By the 1980s tenants were paying rents 30 years out of date. Waiting lists stretched out 22 years in Stuyvesant Town, 100 years for Peter Cooper Village. (If rent-controlled tenants don’t leave feet first, they usually pass the apartment on to relatives.) In one fascinating development, rents in Stuyvesant Town had ended up higher, illustrating an iron law of price controls — affluent people usually get the most benefits. The wealthier Peter Cooper residents had been able to stay in their apartments longer and manipulate the law more to their advantage.
The two complexes also became the epicenter of another rent-control phenomenon — tenants subletting their apartments at market prices. A 1983 Met Life survey found 40 percent of the apartments occupied by illegal subtenants. The prime tenants had usually moved to upstate New York or Florida, using their illegal rent earnings to buy second homes or as retirement income. When Met Life tried to crack down, residents raised the roof. “The issue,” complained one tenant-landlord in Town and Village, “is whether big corporate landlords should be the only ones allowed to make money in the rental business.”
Apparently misled by an overconfident legal staff, Tishman Speyer bought out Met Life for $5.4 billion and dutifully began trying to enforce luxury decontrol and evict illegal subletters. By 2009 they had shoehorned 4,000 of the 11,000 units out of rent regulations. In reporting this protracted struggle, the New York Times discovered one tenant who had amassed a valuable art collection with the savings from his below-market rent.

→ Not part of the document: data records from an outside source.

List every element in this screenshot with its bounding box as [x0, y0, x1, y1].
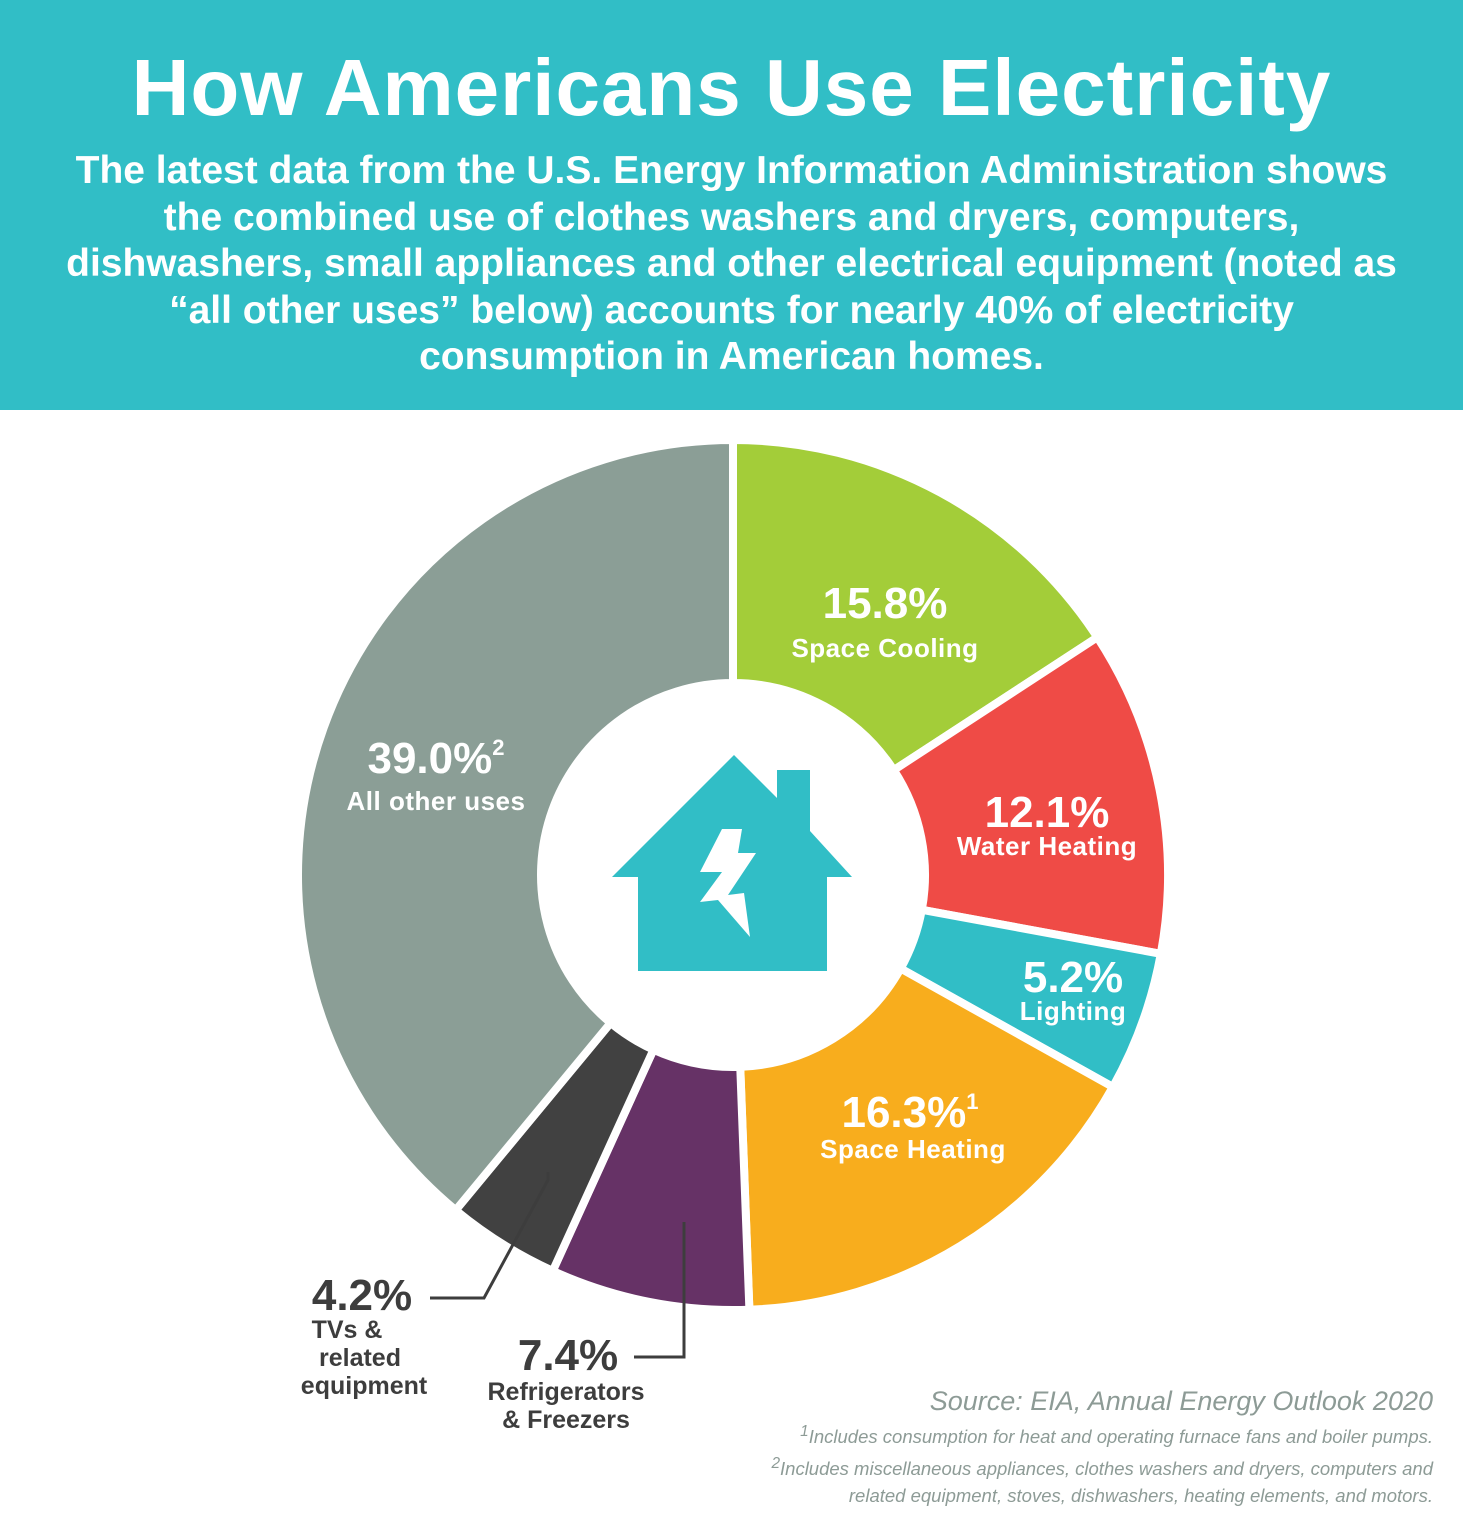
space-heating-footnote-mark: 1: [966, 1089, 978, 1114]
slice-water-heating: [888, 631, 1172, 959]
all-other-pct-value: 39.0%: [367, 734, 492, 783]
footnote-2-text: Includes miscellaneous appliances, cloth…: [780, 1458, 1433, 1480]
slice-label-space-cooling: Space Cooling: [791, 633, 978, 663]
outside-label-refrigerators-line1: Refrigerators: [488, 1378, 645, 1406]
slice-label-all-other: All other uses: [347, 786, 526, 816]
source-text: Source: EIA, Annual Energy Outlook 2020: [929, 1386, 1433, 1416]
slice-label-space-heating: Space Heating: [820, 1134, 1006, 1164]
slice-pct-lighting: 5.2%: [1023, 953, 1123, 1002]
leader-line-tvs: [430, 1172, 550, 1300]
footnote-2-continued: related equipment, stoves, dishwashers, …: [848, 1485, 1433, 1507]
slice-space-cooling: [729, 435, 1103, 776]
outside-pct-refrigerators: 7.4%: [518, 1331, 618, 1380]
slice-pct-all-other: 39.0%2: [367, 734, 504, 783]
outside-pct-tvs: 4.2%: [312, 1271, 412, 1320]
outside-label-tvs-line1: TVs &: [312, 1316, 383, 1344]
slice-label-lighting: Lighting: [1020, 996, 1127, 1026]
house-lightning-icon: [612, 755, 852, 971]
footnote-1-mark: 1: [800, 1423, 809, 1440]
slice-space-heating: [736, 963, 1119, 1314]
outside-label-tvs-line2: related: [319, 1344, 401, 1372]
slice-pct-space-heating: 16.3%1: [841, 1088, 978, 1137]
source-block: Source: EIA, Annual Energy Outlook 2020 …: [533, 1384, 1433, 1509]
page-subtitle: The latest data from the U.S. Energy Inf…: [66, 149, 1397, 378]
footnote-2: 2Includes miscellaneous appliances, clot…: [533, 1450, 1433, 1482]
all-other-footnote-mark: 2: [492, 735, 504, 760]
slice-all-other-uses: [294, 435, 737, 1216]
slice-label-water-heating: Water Heating: [957, 831, 1137, 861]
page-title: How Americans Use Electricity: [131, 43, 1332, 132]
footnote-1-text: Includes consumption for heat and operat…: [808, 1426, 1433, 1448]
footnote-1: 1Includes consumption for heat and opera…: [533, 1418, 1433, 1450]
outside-label-refrigerators-line2: & Freezers: [502, 1406, 630, 1434]
outside-label-tvs-line3: equipment: [301, 1372, 428, 1400]
slice-pct-water-heating: 12.1%: [985, 788, 1110, 837]
footnote-2-mark: 2: [771, 1455, 781, 1473]
header-banner: How Americans Use Electricity The latest…: [0, 0, 1463, 410]
slice-pct-space-cooling: 15.8%: [823, 579, 948, 628]
leader-line-refrigerators: [634, 1222, 686, 1359]
space-heating-pct-value: 16.3%: [841, 1088, 966, 1137]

Then in October it all came to an end. The New York State Court of Appeals, the state’s highest court, ruled that the whole decontrol effort was illegal. Back in 1993, Met Life had accepted a property tax exemption in exchange for making major renovations. Although the law is ambiguous, the Court ruled the exemption precluded the owner from taking apartments out of rent regulations. In a typical outcome, Tishman was told to refund $200 million in “illegally collected rents.” At that point, Tishman threw in the towel. The biggest real estate deal in history became the biggest real estate default in history.